Cover the casserole with a tent of foil, and bake about half an hour. Then remove the foil and cut it into strips to wrap just around the edges of the pan, so that any noodles showing don't crisp too much in the oven, and bake another half hour. Let the casserole cool about ten minutes before slicing and serving.

Sunday, September 5, 2010

Camping: farfalle with red sauce










For our last night camping, we made pasta. For the sauce, we sauteed onions and garlic, added bell peppers, mushrooms, and tomatoes, and topped it off with herbs we had brought from our garden at home. We served the dinner with the Pinot Noir from Territorial, a Willamette Valley vineyard.

Sunday, August 29, 2010

Hand-made pesto with hand-made semolina egg noodles












First dinner at Indian Lake: farfalle with tomatoes, basil, garlic, and feta






The tomatoes and garlic came from the farmers' market in Troy, NY, although the pasta, basil, and feta were from the supermarket in North Creek. When we found the Troy farmers' market, we decided to try to do our shopping there, so we had lunch and then looked around. Then, just as we were starting to buy things, the bell rang signaling the end of the market. We did manage to get some absolutely amazing romano-style goat cheese from Gillis Acres Farm to go on top of the pasta.

Saturday, August 28, 2010

Pasta caprese


For a fantastic, simple pasta, mix al dente penne, fresh mozzarella, lots of basil, minced garlic, olive oil, and the very best tomatoes you can find. Serve with a grated parmesan or romano. Another nice dish, substitute feta for the mozzarella, and reduce or drop the basil.

Hand-made pesto






There is little better than mashing your own pesto in a stone mortar and pestle; the only thing I can think of is mashing your own pesto from basil you grew yourself. Begin by combining the garlic and salt — the salt will provide coarseness to break up the garlic, and also extract the juices. Then work in the basil, which takes a while. Occasionally, add grated parmesan or romano cheese, which helps absorb extra moisture from the basil. If you have some, pine nuts are also a wonderful addition. When you have made everything into a paste, and only when you have incorporated all other ingredients, add copious amounts of olive oil. The oil, by lubricating everything, makes it much harder to mash the rest, but in addition to tasting good, it helps distribute the pesto evenly over the pasta. Serve with an al dente farfalle and more grated cheese.

Friday, August 6, 2010

Rigatoni with beet greens, sausage, and white beans

Scallops; campanelle with onions and morels






Bring water to a boil for pasta.

Begin by coarsely chopping a large white onion, and sauteing in copious amounts of browned butter. Add washed whole morel mushrooms, your favorite spices (salt, papper, thyme, taragon). Once onions are soft, remove most of the sauce to the serving bowl for the pasta.

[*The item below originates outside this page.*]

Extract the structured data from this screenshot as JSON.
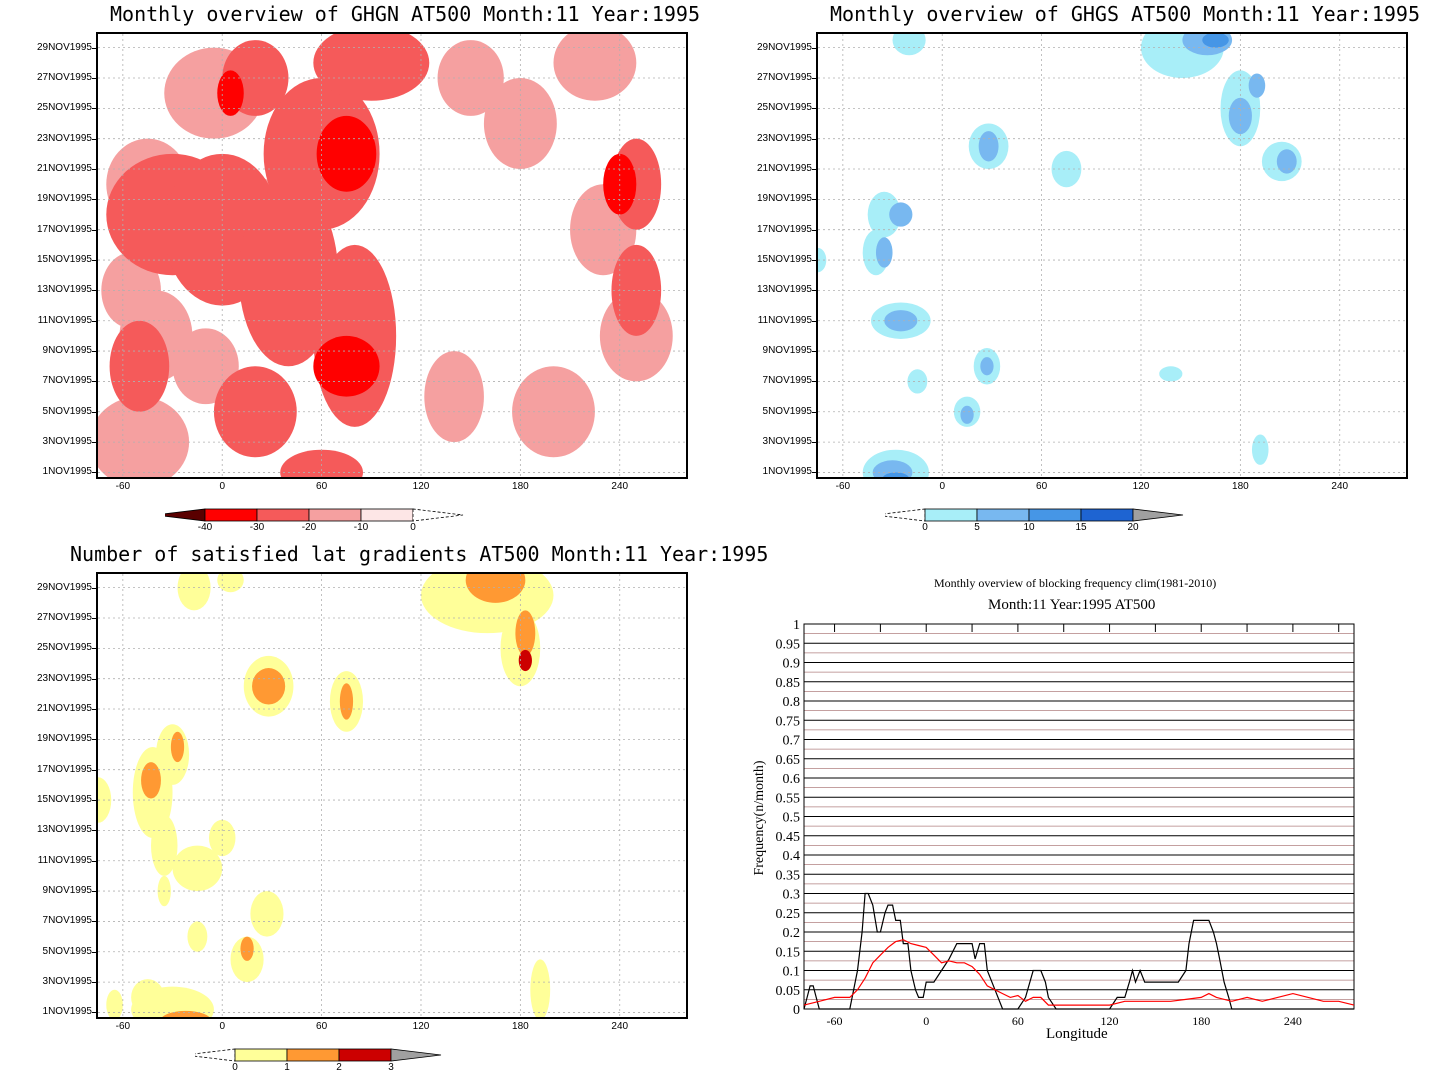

Salt the boiling water and add the pasta, and, as always for perfect pasta, set the timer for two minutes less than the package instructions.

Brown some more butter in the same pan, and, when it is hot, sear the outsides of some large bay scallops. Be sure to buy them dry-packed — most scallops are "wet", which means they are packed in a soapy-tasting liquid to keep them plump longer.

Plate the scallops. Drain the pasta.

If necessary, brown even more butter, and return the onions to the pan. Add cream and white wine, and reduce briefly, making some sort of stroganoff. Toss with the pasta. Finally, deglaze the pan with white wine, and pour the jus over the scallops. Enjoy!